L’héritage d’Armand Frappier : s’attaquer aux épidémies
L’héritage d’Armand Frappier : s’attaquer aux épidémies
En 1969, au coeur de la Révolution tranquille, est fondé l'Institut national de recherche scientifique (INRS). Sa mission : promouvoir la recherche et l'enseignement pour développer les cerveaux qui contribueront à transformer le Québec.
Aujourd'hui, l'INRS célèbre ses 50 ans. Pour souligner l'occasion, nous vous présentons cinq réalisations scientifiques qui ont révolutionné le Québec.

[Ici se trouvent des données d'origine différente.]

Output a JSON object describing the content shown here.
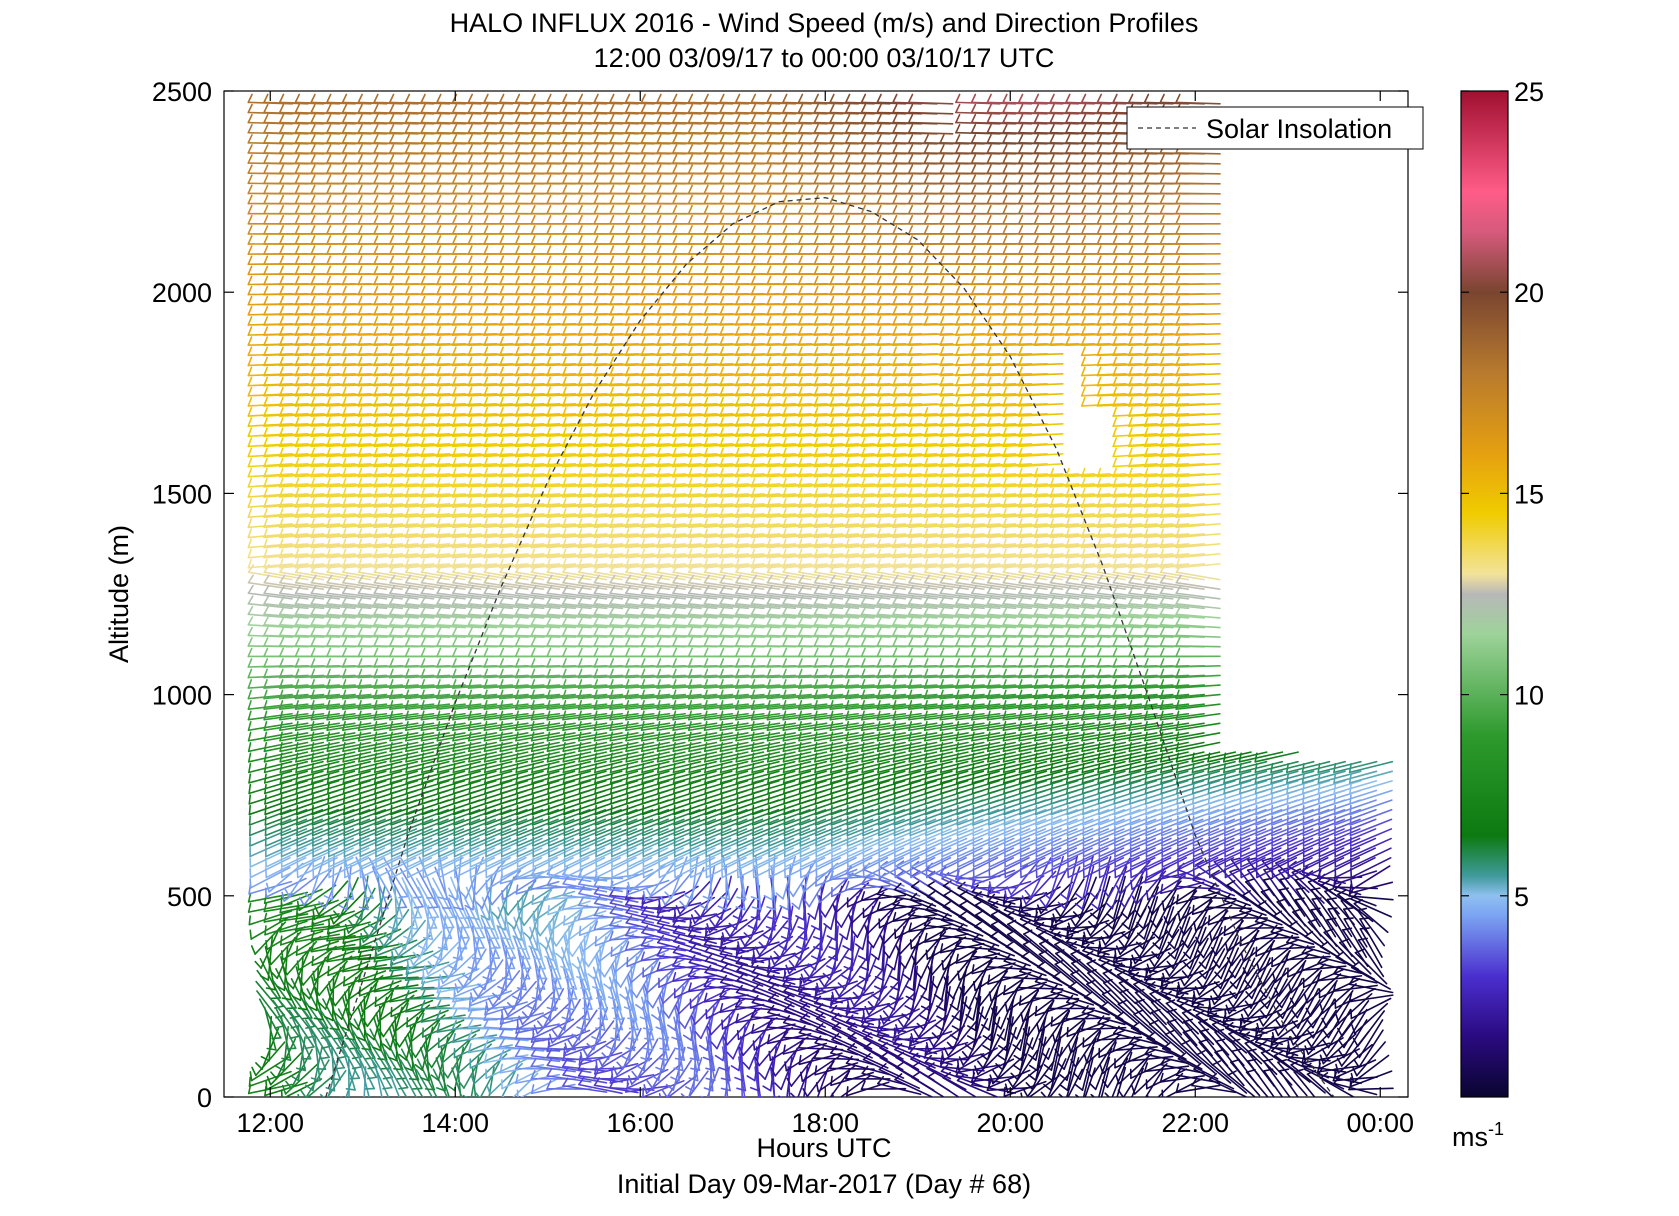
{
  "chart_data": {
    "type": "wind_barb_profile",
    "title": "HALO INFLUX 2016 - Wind Speed (m/s) and Direction Profiles",
    "subtitle": "12:00 03/09/17 to 00:00 03/10/17  UTC",
    "xlabel": "Hours UTC",
    "ylabel": "Altitude (m)",
    "footer": "Initial Day 09-Mar-2017 (Day # 68)",
    "xlim": [
      11.5,
      24.3
    ],
    "ylim": [
      0,
      2500
    ],
    "x_ticks": [
      12,
      14,
      16,
      18,
      20,
      22,
      24
    ],
    "x_tick_labels": [
      "12:00",
      "14:00",
      "16:00",
      "18:00",
      "20:00",
      "22:00",
      "00:00"
    ],
    "y_ticks": [
      0,
      500,
      1000,
      1500,
      2000,
      2500
    ],
    "y_tick_labels": [
      "0",
      "500",
      "1000",
      "1500",
      "2000",
      "2500"
    ],
    "grid": false,
    "legend": {
      "position": "top-right",
      "entries": [
        "Solar Insolation"
      ]
    },
    "colorbar": {
      "min": 0,
      "max": 25,
      "ticks": [
        5,
        10,
        15,
        20,
        25
      ],
      "tick_labels": [
        "5",
        "10",
        "15",
        "20",
        "25"
      ],
      "units_label": "ms",
      "units_exp": "-1",
      "colors": [
        [
          0,
          "#0a0530"
        ],
        [
          1.5,
          "#2a0a80"
        ],
        [
          3,
          "#4b2fcf"
        ],
        [
          4.5,
          "#7ba3f2"
        ],
        [
          5,
          "#8fc0f0"
        ],
        [
          5.5,
          "#3f9a9a"
        ],
        [
          6.5,
          "#0c7a10"
        ],
        [
          9,
          "#2e9a2e"
        ],
        [
          11.5,
          "#9ed39a"
        ],
        [
          12.5,
          "#b8b8b8"
        ],
        [
          13,
          "#f3e39a"
        ],
        [
          14.5,
          "#f0cc00"
        ],
        [
          16,
          "#e5a010"
        ],
        [
          18,
          "#b87a2e"
        ],
        [
          20,
          "#7a4530"
        ],
        [
          21.5,
          "#d65a7c"
        ],
        [
          22.5,
          "#ff5c88"
        ],
        [
          25,
          "#a01030"
        ]
      ]
    },
    "solar_insolation": {
      "style": "dashed",
      "x": [
        12.6,
        13.0,
        13.5,
        14.0,
        14.5,
        15.0,
        15.5,
        16.0,
        16.5,
        17.0,
        17.5,
        18.0,
        18.5,
        19.0,
        19.5,
        20.0,
        20.5,
        21.0,
        21.5,
        22.0,
        22.5,
        23.0,
        23.5
      ],
      "y": [
        0,
        290,
        660,
        980,
        1270,
        1530,
        1750,
        1930,
        2070,
        2170,
        2225,
        2235,
        2200,
        2130,
        2010,
        1840,
        1610,
        1320,
        990,
        650,
        380,
        160,
        0
      ]
    },
    "barbs": {
      "x_start": 12.0,
      "x_end": 23.9,
      "x_step": 0.17,
      "alt_start": 20,
      "alt_end": 2490,
      "alt_step": 25,
      "gaps": [
        {
          "x": [
            19.15,
            19.5
          ],
          "alt": [
            2380,
            2500
          ]
        },
        {
          "x": [
            19.15,
            19.45
          ],
          "alt": [
            1700,
            1900
          ]
        },
        {
          "x": [
            20.4,
            20.9
          ],
          "alt": [
            1600,
            1850
          ]
        },
        {
          "x": [
            20.4,
            21.2
          ],
          "alt": [
            1550,
            1700
          ]
        },
        {
          "x": [
            23.6,
            23.95
          ],
          "alt": [
            1250,
            1400
          ]
        }
      ]
    }
  }
}
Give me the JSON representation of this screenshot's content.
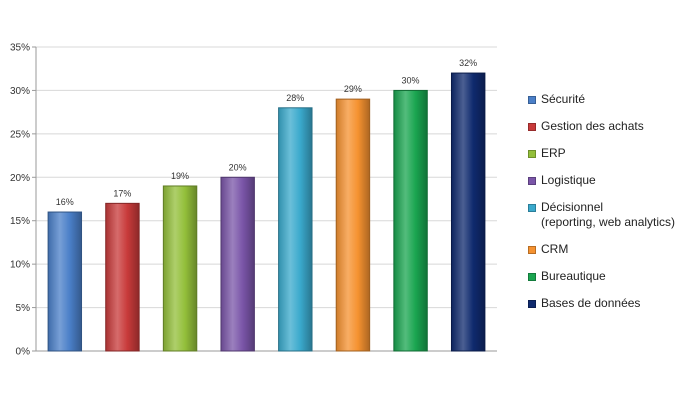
{
  "chart_data": {
    "type": "bar",
    "categories": [
      "Sécurité",
      "Gestion des achats",
      "ERP",
      "Logistique",
      "Décisionnel\n(reporting, web analytics)",
      "CRM",
      "Bureautique",
      "Bases de données"
    ],
    "series": [
      {
        "values": [
          16,
          17,
          19,
          20,
          28,
          29,
          30,
          32
        ]
      }
    ],
    "data_labels": [
      "16%",
      "17%",
      "19%",
      "20%",
      "28%",
      "29%",
      "30%",
      "32%"
    ],
    "colors": [
      "#4a7fc8",
      "#c83a3a",
      "#93bf3a",
      "#7a55a8",
      "#3aa9cc",
      "#f59230",
      "#1aa550",
      "#0f2a6e"
    ],
    "y_ticks": [
      "0%",
      "5%",
      "10%",
      "15%",
      "20%",
      "25%",
      "30%",
      "35%"
    ],
    "ylim": [
      0,
      35
    ],
    "y_unit": "%",
    "title": "",
    "xlabel": "",
    "ylabel": "",
    "grid": true,
    "legend_position": "right"
  }
}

- 26 novembre : s'attaquer aux épidémies
- 27 novembre : la lutte antidopage
- 28 novembre : les chantiers de la Baie-James
- 29 novembre : l'instauration d'une politique familiale
- 2 décembre : l'évolution du laser
Texte : Gabrielle Thibault-Delorme / CONTENU PARTENARIAT
Avant les années 50, la tuberculose fait des ravages au Québec. Appelée aussi « consomption » ou « peste blanche », la tuberculose y est responsable de 11,51 % des décès en milieu urbain de 1896 à 1906.
Les malades étaient souvent issus de milieux pauvres, où la promiscuité et les mauvaises conditions de vie favorisaient la propagation de l’infection.
En 1923, la mère d’Armand Frappier succombe à la maladie. Ce dernier est alors âgé de 19 ans. Il jure alors de faire de la lutte contre la tuberculose son cheval de bataille.
Après des études de médecine, il obtient en 1931 une bourse de la Fondation Rockefeller qui lui permet d’aller étudier à l’Institut Pasteur, à Paris. Il y rencontrera Albert Calmette et Camille Guérin, les scientifiques responsables du vaccin bacille de Calmette-Guérin (ou vaccin BCG), qui prévient et guérit la tuberculose.

Le médecin et microbiologiste Armand Frappier en 1979
Photo : Bibliothèque et Archives nationales du Québec / Adrien Hubert
Retour à Montréal
Avec cette découverte en main, Armand Frappier revient à Montréal avec l’idée d’y recréer le vaccin, avec les normes de l’Institut Pasteur. Il compte aussi fonder un Institut qui permettrait au Québec d’être autonome en matière de production des vaccins. Le gouvernement de Maurice Duplessis se rallie à cette idée et lui octroie les fonds pour la création de l’Institut.
En 1938, l’Institut de microbiologie et d’hygiène de Montréal ouvre ses portes. Le vaccin BCG est produit à l’Institut et la vaccination contre la tuberculose s’étend à travers la province dès 1949.
Financer la recherche
En plus du vaccin BCG, l’Institut se lance dans la production des vaccins contre la poliomyélite, le DCT (diphtérie-coqueluche-tétanos), la grippe et bien d’autres. L’argent de la vente est réinvesti dans la recherche. « Il était vraiment charmé par le modèle de financement de l’Institut Pasteur », explique Marie-Claude Rousseau, professeure titulaire au Centre Armand-Frappier. « Il pouvait ainsi offrir d’excellents salaires aux chercheurs et financer leurs recherches. »
L’Institut et Armand Frappier ont aussi contribué à l’effort de guerre, lors de la Seconde Guerre mondiale, en collaborant avec les cliniques de la Croix-Rouge. « Il recevait les dons de sang et desséchait le sérum, avant qu’il soit reconstitué en Europe », explique Mme Rousseau.
Un legs important
Au fil des ans, l’Institut grossit. À la retraite de son fondateur, il est rebaptisé Institut Armand-Frappier et se rattache à l’Institut national de recherche scientifique en 1999. Aujourd’hui, la production de vaccins ne fait plus partie de la mission de l’Institut, qui se consacre à la recherche et à l’enseignement.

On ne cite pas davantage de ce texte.